Spoiler alert: Angel investors are in it for the money. While there is a social component for angel investors to stay integrated in the industry, their underlying goal is to make money on their business investments. These investors generally want to see a 10x return on their investment in the next five years. For example, if they invest $2 million for 20% of the company, valuing the company at $10 million, they want to see an estimate that the company will be worth approximately $100 million in five years. This would allow them to cash out for $20 million or 10-times their investment.
Your chance at getting funding starts with your business plan. You need to show angel investors the following:
- Your business is unique and competitive. This doesn’t mean you need to invent groundbreaking technology, but you better be able to prove that your product is better than all the others currently on the market.
- You completed your research on the total market size for your product and how much share you can grab in five years. Remember that angel investors typically like to see 10-times their return on what will be at least a few hundred thousand dollar investment.
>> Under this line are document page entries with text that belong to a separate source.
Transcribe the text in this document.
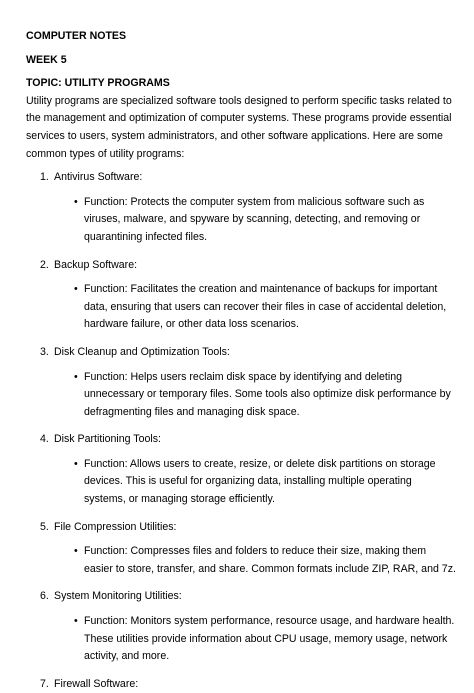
COMPUTER NOTES

WEEK 5

TOPIC: UTILITY PROGRAMS

Utility programs are specialized software tools designed to perform specific tasks related to the management and optimization of computer systems. These programs provide essential services to users, system administrators, and other software applications. Here are some common types of utility programs:

1. Antivirus Software:
• Function: Protects the computer system from malicious software such as viruses, malware, and spyware by scanning, detecting, and removing or quarantining infected files.
2. Backup Software:
• Function: Facilitates the creation and maintenance of backups for important data, ensuring that users can recover their files in case of accidental deletion, hardware failure, or other data loss scenarios.
3. Disk Cleanup and Optimization Tools:
• Function: Helps users reclaim disk space by identifying and deleting unnecessary or temporary files. Some tools also optimize disk performance by defragmenting files and managing disk space.
4. Disk Partitioning Tools:
• Function: Allows users to create, resize, or delete disk partitions on storage devices. This is useful for organizing data, installing multiple operating systems, or managing storage efficiently.
5. File Compression Utilities:
• Function: Compresses files and folders to reduce their size, making them easier to store, transfer, and share. Common formats include ZIP, RAR, and 7z.
6. System Monitoring Utilities:
• Function: Monitors system performance, resource usage, and hardware health. These utilities provide information about CPU usage, memory usage, network activity, and more.
7. Firewall Software:
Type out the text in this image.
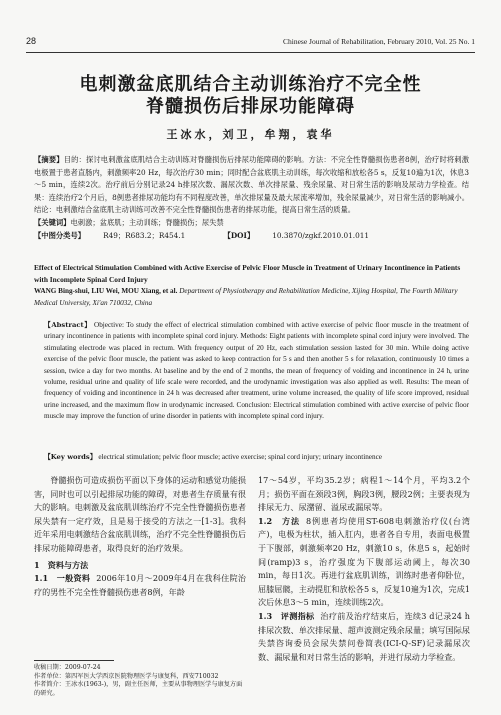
28	Chinese Journal of Rehabilitation, February 2010, Vol. 25 No. 1
电刺激盆底肌结合主动训练治疗不完全性
脊髓损伤后排尿功能障碍
王冰水，刘卫，牟翔，袁华
【摘要】目的：探讨电刺激盆底肌结合主动训练对脊髓损伤后排尿功能障碍的影响。方法：不完全性脊髓损伤患者8例，治疗时将刺激电极置于患者直肠内，刺激频率20 Hz，每次治疗30 min；同时配合盆底肌主动训练，每次收缩和放松各5 s，反复10遍为1次，休息3～5 min，连续2次。治疗前后分别记录24 h排尿次数、漏尿次数、单次排尿量、残余尿量、对日常生活的影响及尿动力学检查。结果：连续治疗2个月后，8例患者排尿功能均有不同程度改善，单次排尿量及最大尿流率增加，残余尿量减少，对日常生活的影响减小。结论：电刺激结合盆底肌主动训练可改善不完全性脊髓损伤患者的排尿功能，提高日常生活的质量。
【关键词】电刺激；盆底肌；主动训练；脊髓损伤；尿失禁
【中图分类号】 R49；R683.2；R454.1	【DOI】 10.3870/zgkf.2010.01.011
Effect of Electrical Stimulation Combined with Active Exercise of Pelvic Floor Muscle in Treatment of Urinary Incontinence in Patients with Incomplete Spinal Cord Injury
WANG Bing-shui, LIU Wei, MOU Xiang, et al. Department of Physiotherapy and Rehabilitation Medicine, Xijing Hospital, The Fourth Military Medical University, Xi'an 710032, China
【Abstract】 Objective: To study the effect of electrical stimulation combined with active exercise of pelvic floor muscle in the treatment of urinary incontinence in patients with incomplete spinal cord injury. Methods: Eight patients with incomplete spinal cord injury were involved. The stimulating electrode was placed in rectum. With frequency output of 20 Hz, each stimulation session lasted for 30 min. While doing active exercise of the pelvic floor muscle, the patient was asked to keep contraction for 5 s and then another 5 s for relaxation, continuously 10 times a session, twice a day for two months. At baseline and by the end of 2 months, the mean of frequency of voiding and incontinence in 24 h, urine volume, residual urine and quality of life scale were recorded, and the urodynamic investigation was also applied as well. Results: The mean of frequency of voiding and incontinence in 24 h was decreased after treatment, urine volume increased, the quality of life score improved, residual urine increased, and the maximum flow in urodynamic increased. Conclusion: Electrical stimulation combined with active exercise of pelvic floor muscle may improve the function of urine disorder in patients with incomplete spinal cord injury.
【Key words】 electrical stimulation; pelvic floor muscle; active exercise; spinal cord injury; urinary incontinence

脊髓损伤可造成损伤平面以下身体的运动和感觉功能损害，同时也可以引起排尿功能的障碍，对患者生存质量有很大的影响。电刺激及盆底肌训练治疗不完全性脊髓损伤患者尿失禁有一定疗效，且是易于接受的方法之一[1-3]。我科近年采用电刺激结合盆底肌训练，治疗不完全性脊髓损伤后排尿功能障碍患者，取得良好的治疗效果。

1　资料与方法

1.1　一般资料 2006年10月～2009年4月在我科住院治疗的男性不完全性脊髓损伤患者8例，年龄

17～54岁，平均35.2岁；病程1～14个月，平均3.2个月；损伤平面在颈段3例，胸段3例，腰段2例；主要表现为排尿无力、尿潴留、溢尿或漏尿等。

1.2　方法 8例患者均使用ST-608电刺激治疗仪(台湾产)，电极为柱状，插入肛内，患者各自专用，表面电极置于下腹部，刺激频率20 Hz，刺激10 s，休息5 s，起始时间(ramp)3 s，治疗强度为下腹部运动阈上，每次30 min，每日1次。再进行盆底肌训练，训练时患者仰卧位，屈膝屈髋，主动提肛和放松各5 s，反复10遍为1次，完成1次后休息3～5 min，连续训练2次。

1.3　评测指标 治疗前及治疗结束后，连续3 d记录24 h排尿次数、单次排尿量、超声波测定残余尿量；填写国际尿失禁咨询委员会尿失禁问卷简表(ICI-Q-SF)记录漏尿次数、漏尿量和对日常生活的影响，并进行尿动力学检查。

收稿日期：2009-07-24
作者单位：第四军医大学西京医院物理医学与康复科，西安710032
作者简介：王冰水(1963-)，男，副主任医师，主要从事物理医学与康复方面的研究。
That means that total sales for your product or service should be at least $100 million or you better have a strong plan to take significant market share.
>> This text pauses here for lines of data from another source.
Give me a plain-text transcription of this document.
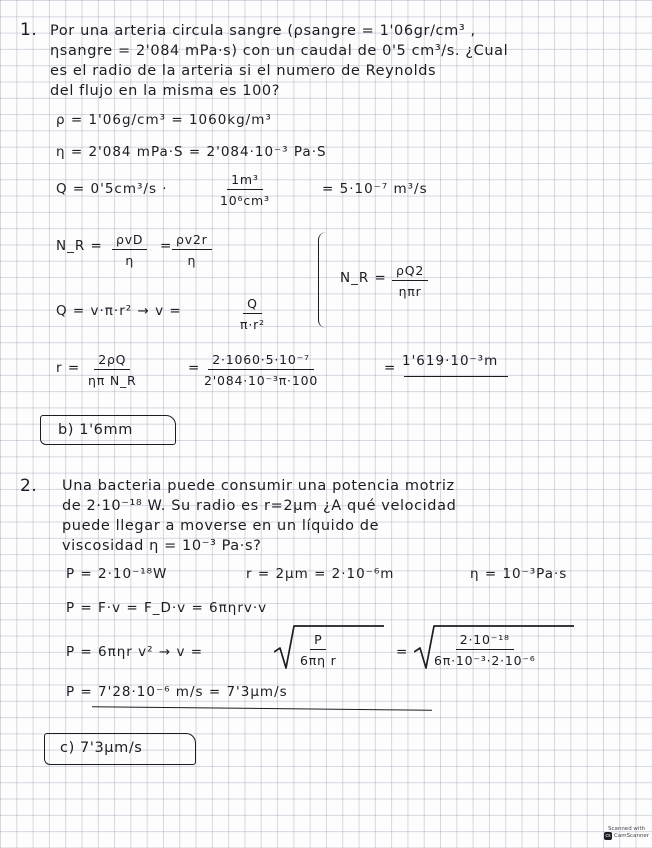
1. Por una arteria circula sangre (ρsangre = 1'06gr/cm³ ,
ηsangre = 2'084 mPa·s) con un caudal de 0'5 cm³/s. ¿Cual
es el radio de la arteria si el numero de Reynolds
del flujo en la misma es 100?
ρ = 1'06g/cm³ = 1060kg/m³
η = 2'084 mPa·S = 2'084·10⁻³ Pa·S
Q = 0'5cm³/s ·	$\frac{\text{1m³}}{\text{10⁶cm³}}$	= 5·10⁻⁷ m³/s
N_R =	ρvD
η
= $\frac{\rho v2r}{\eta}$
Q = v·π·r² → v =	$\frac{Q}{\text{π·r²}}$
N_R = ρQ2
ηπr
$r = \frac{2\rho Q}{\text{ηπ N\_R}}$	= $\frac{\text{2·1060·5·10⁻⁷}}{\text{2'084·10⁻³π·100}}$	= 1'619·10⁻³m
b) 1'6mm
2. Una bacteria puede consumir una potencia motriz
de 2·10⁻¹⁸ W. Su radio es r=2μm ¿A qué velocidad
puede llegar a moverse en un líquido de
viscosidad η = 10⁻³ Pa·s?
P = 2·10⁻¹⁸W	r = 2μm = 2·10⁻⁶m	η = 10⁻³Pa·s
P = F·v = F_D·v = 6πηrv·v
P = 6πηr v² → v =	$\frac{P}{\text{6πη r}}$	= $\frac{\text{2·10⁻¹⁸}}{\text{6π·10⁻³·2·10⁻⁶}}$
P = 7'28·10⁻⁶ m/s = 7'3μm/s
c) 7'3μm/s
Scanned with
cs CamScanner
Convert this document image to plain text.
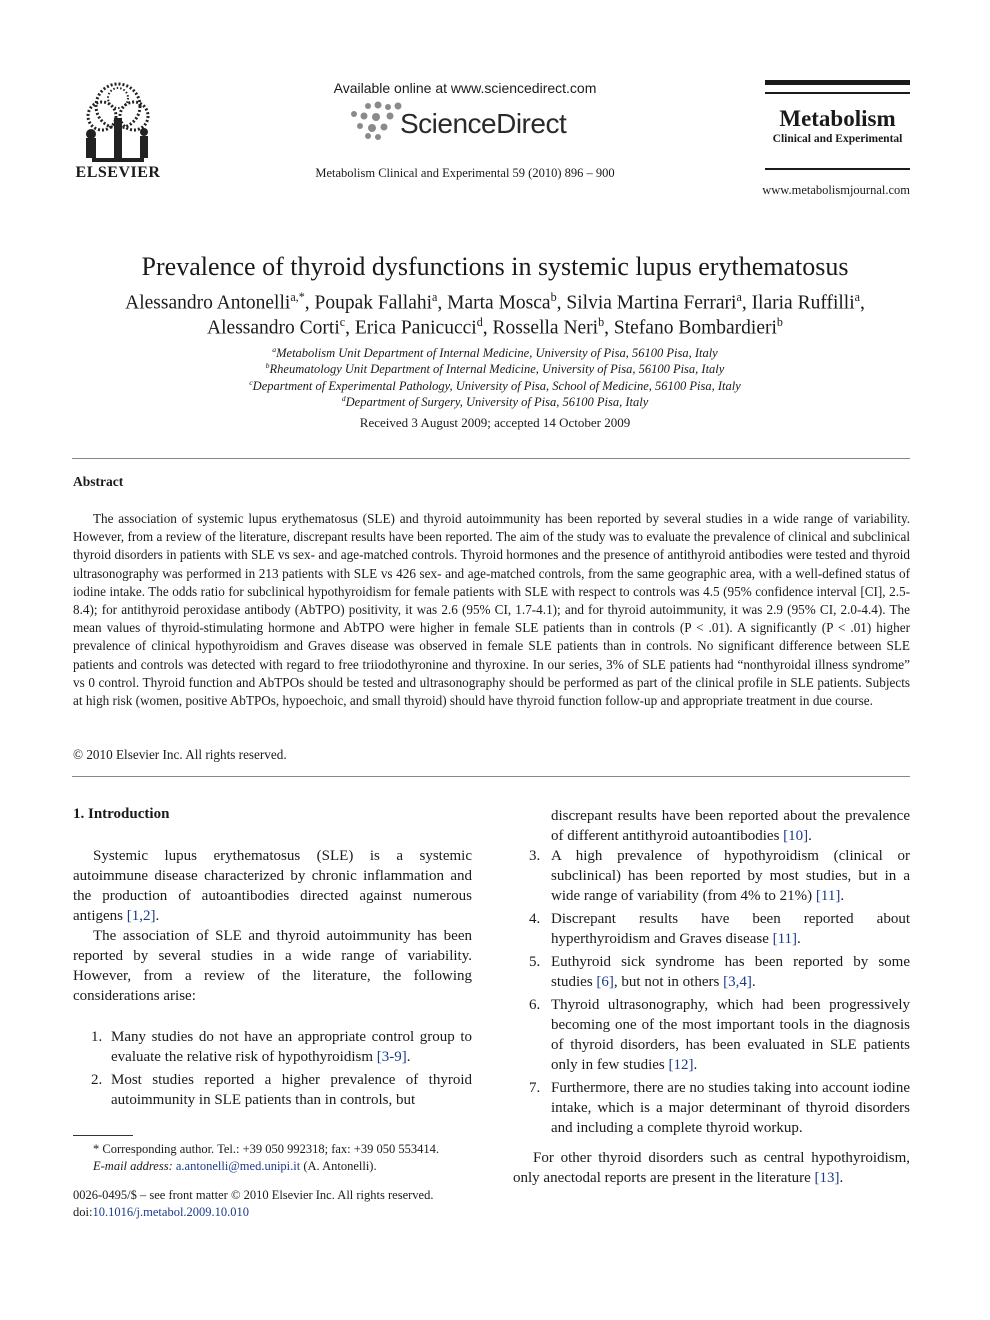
ELSEVIER
Available online at www.sciencedirect.com
ScienceDirect
Metabolism Clinical and Experimental 59 (2010) 896 – 900
Metabolism
Clinical and Experimental
www.metabolismjournal.com
Prevalence of thyroid dysfunctions in systemic lupus erythematosus
Alessandro Antonelli$^{a,*}$, Poupak Fallahi$^a$, Marta Mosca$^b$, Silvia Martina Ferrari$^a$, Ilaria Ruffilli$^a$,
Alessandro Corti$^c$, Erica Panicucci$^d$, Rossella Neri$^b$, Stefano Bombardieri$^b$
$^a$Metabolism Unit Department of Internal Medicine, University of Pisa, 56100 Pisa, Italy
$^b$Rheumatology Unit Department of Internal Medicine, University of Pisa, 56100 Pisa, Italy
$^c$Department of Experimental Pathology, University of Pisa, School of Medicine, 56100 Pisa, Italy
$^d$Department of Surgery, University of Pisa, 56100 Pisa, Italy
Received 3 August 2009; accepted 14 October 2009
Abstract
The association of systemic lupus erythematosus (SLE) and thyroid autoimmunity has been reported by several studies in a wide range of variability. However, from a review of the literature, discrepant results have been reported. The aim of the study was to evaluate the prevalence of clinical and subclinical thyroid disorders in patients with SLE vs sex- and age-matched controls. Thyroid hormones and the presence of antithyroid antibodies were tested and thyroid ultrasonography was performed in 213 patients with SLE vs 426 sex- and age-matched controls, from the same geographic area, with a well-defined status of iodine intake. The odds ratio for subclinical hypothyroidism for female patients with SLE with respect to controls was 4.5 (95% confidence interval [CI], 2.5-8.4); for antithyroid peroxidase antibody (AbTPO) positivity, it was 2.6 (95% CI, 1.7-4.1); and for thyroid autoimmunity, it was 2.9 (95% CI, 2.0-4.4). The mean values of thyroid-stimulating hormone and AbTPO were higher in female SLE patients than in controls (P < .01). A significantly (P < .01) higher prevalence of clinical hypothyroidism and Graves disease was observed in female SLE patients than in controls. No significant difference between SLE patients and controls was detected with regard to free triiodothyronine and thyroxine. In our series, 3% of SLE patients had “nonthyroidal illness syndrome” vs 0 control. Thyroid function and AbTPOs should be tested and ultrasonography should be performed as part of the clinical profile in SLE patients. Subjects at high risk (women, positive AbTPOs, hypoechoic, and small thyroid) should have thyroid function follow-up and appropriate treatment in due course.
© 2010 Elsevier Inc. All rights reserved.
1. Introduction
Systemic lupus erythematosus (SLE) is a systemic autoimmune disease characterized by chronic inflammation and the production of autoantibodies directed against numerous antigens [1,2].
The association of SLE and thyroid autoimmunity has been reported by several studies in a wide range of variability. However, from a review of the literature, the following considerations arise:
1. Many studies do not have an appropriate control group to evaluate the relative risk of hypothyroidism [3-9].
2. Most studies reported a higher prevalence of thyroid autoimmunity in SLE patients than in controls, but
discrepant results have been reported about the prevalence of different antithyroid autoantibodies [10].
3. A high prevalence of hypothyroidism (clinical or subclinical) has been reported by most studies, but in a wide range of variability (from 4% to 21%) [11].
4. Discrepant results have been reported about hyperthyroidism and Graves disease [11].
5. Euthyroid sick syndrome has been reported by some studies [6], but not in others [3,4].
6. Thyroid ultrasonography, which had been progressively becoming one of the most important tools in the diagnosis of thyroid disorders, has been evaluated in SLE patients only in few studies [12].
7. Furthermore, there are no studies taking into account iodine intake, which is a major determinant of thyroid disorders and including a complete thyroid workup.
For other thyroid disorders such as central hypothyroidism, only anectodal reports are present in the literature [13].
* Corresponding author. Tel.: +39 050 992318; fax: +39 050 553414.
E-mail address: a.antonelli@med.unipi.it (A. Antonelli).
0026-0495/$ – see front matter © 2010 Elsevier Inc. All rights reserved.
doi:10.1016/j.metabol.2009.10.010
- Know how much funding you will need in the next five years. Angel investors are willing to make multiple investments but they want to know exactly how much you’ll need over their investment period. Do you expect to be mass-producing your product after an initial stage of testing the waters?
- Know the profits. How much it will cost to produce your product, manage the business, and the selling price?
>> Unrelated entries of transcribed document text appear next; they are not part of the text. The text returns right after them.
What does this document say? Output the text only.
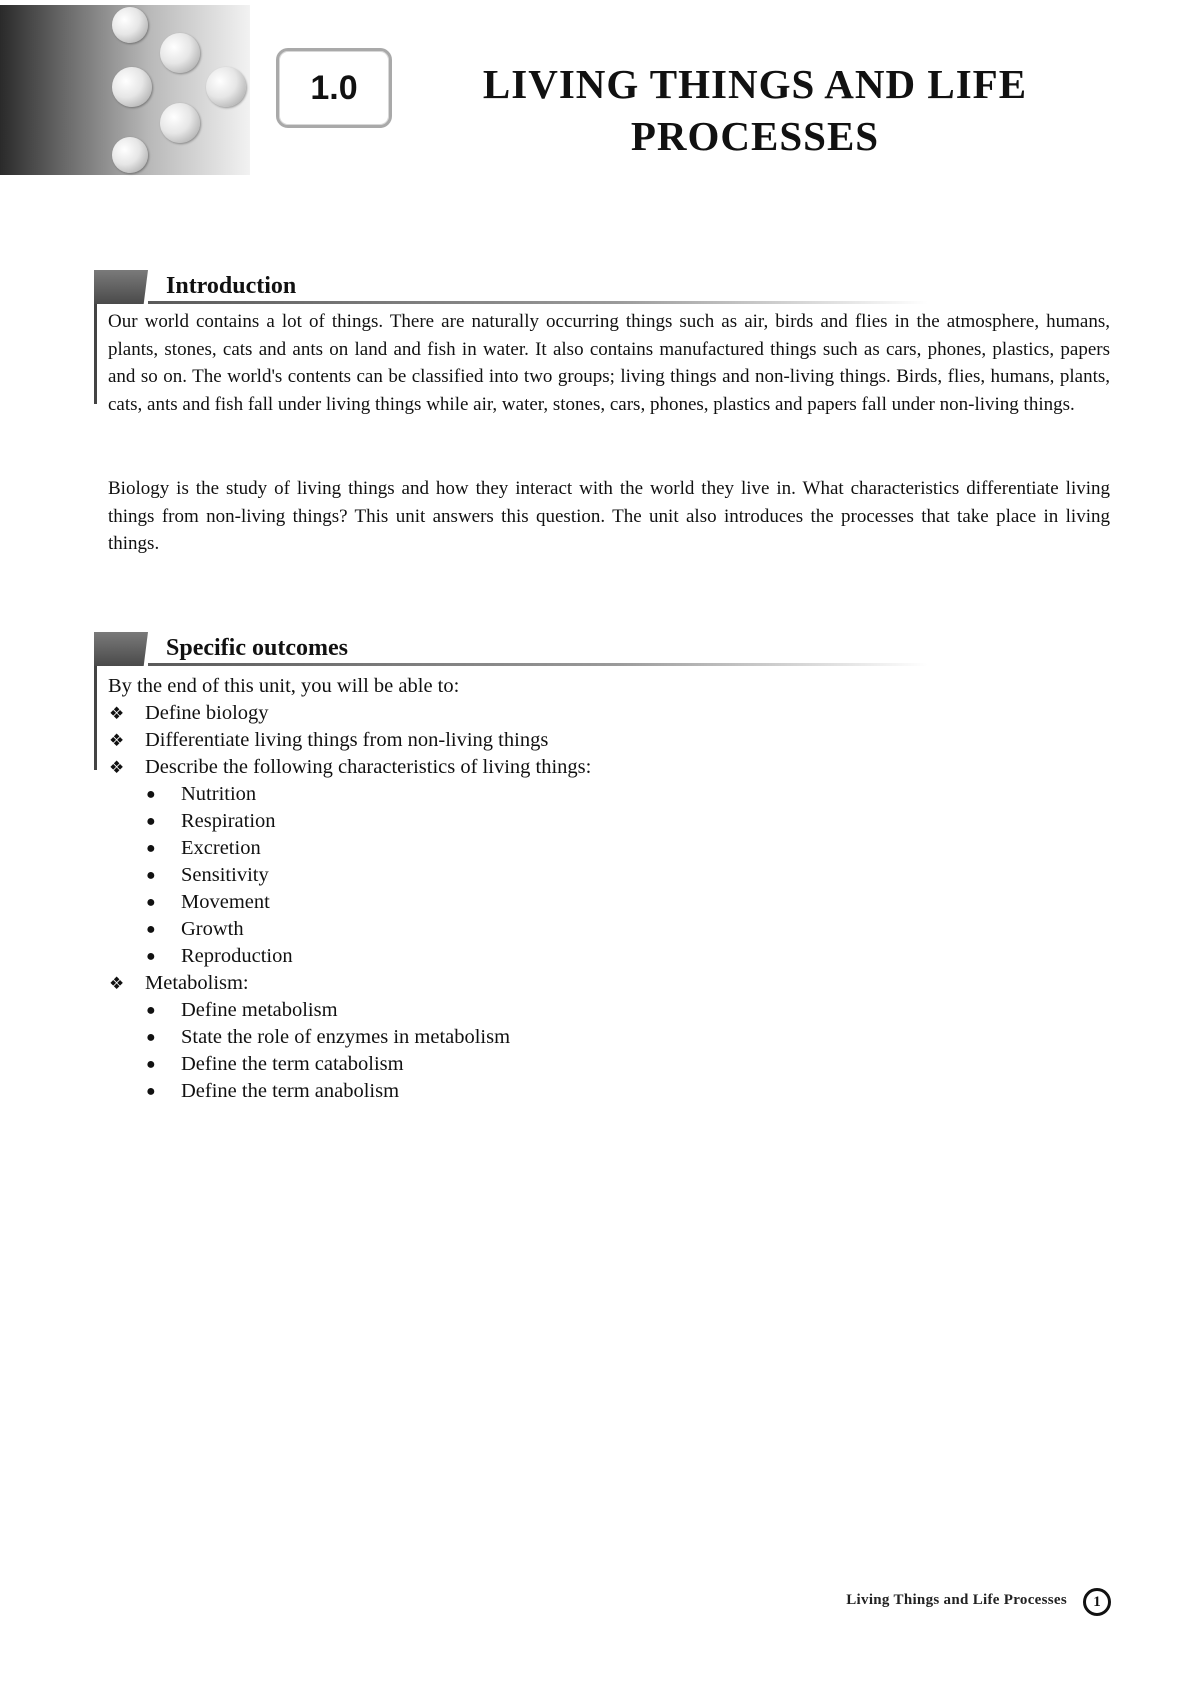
1.0	LIVING THINGS AND LIFE
PROCESSES
Introduction

Our world contains a lot of things. There are naturally occurring things such as air, birds and flies in the atmosphere, humans, plants, stones, cats and ants on land and fish in water. It also contains manufactured things such as cars, phones, plastics, papers and so on. The world's contents can be classified into two groups; living things and non-living things. Birds, flies, humans, plants, cats, ants and fish fall under living things while air, water, stones, cars, phones, plastics and papers fall under non-living things.

Biology is the study of living things and how they interact with the world they live in. What characteristics differentiate living things from non-living things? This unit answers this question. The unit also introduces the processes that take place in living things.

Specific outcomes
By the end of this unit, you will be able to:
❖ Define biology
❖ Differentiate living things from non-living things
❖ Describe the following characteristics of living things:
● Nutrition
● Respiration
● Excretion
● Sensitivity
● Movement
● Growth
● Reproduction
❖ Metabolism:
● Define metabolism
● State the role of enzymes in metabolism
● Define the term catabolism
● Define the term anabolism
Living Things and Life Processes 1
- Have a strong management team. Success is 1% inspiration and 99% perspiration, and angel investors know this best. They look for a strong team, with members who have been successful before or have significant experience in the sector.
- Have a strong pro-forma statement. Most entrepreneurs are not finance people, so having someone on your team that knows financial statements is a big plus. Pro-forma statements are your financial statements: income, balance sheet and cash flows, for the current year and estimating out over the next five years. You use these statements to show how much money the company can make and how much it will be worth at the end of the period. Angel investors want to see all the assumptions and estimates you used to build your financial statements, and they need to be realistic.
- A good pitch. Your presentation must be direct and demonstrate a real advantage over the competition. The presentation will likely be thirty minutes or more, and you’ll be faced with more questions from the investor(s) for half hour or more.
- Know the minimum amount of money that you’ll be happy with and have a negotiating plan. You may be asking the investor(s) for $1 million for 10% of your company, but this doesn’t mean that the angel investors are going agree with your evaluation. Be prepared to walk away from the table if they can’t meet you at your minimum amount. It’s better to walk away than accept a deal with which you won’t be happy later. Remember that you will be working with the investor(s) for up to five years if you accept their money, so you better be on good terms.
- Have a consultation with a patent lawyer. Many entrepreneurs put off this expense, but it is crucial to protect your intellectual property. Many investors are interested in investing in a company who already has all legal questions out of the way.
The bottom line, know the ins and outs of your business. The more you know the better you will look in front of any potential investor.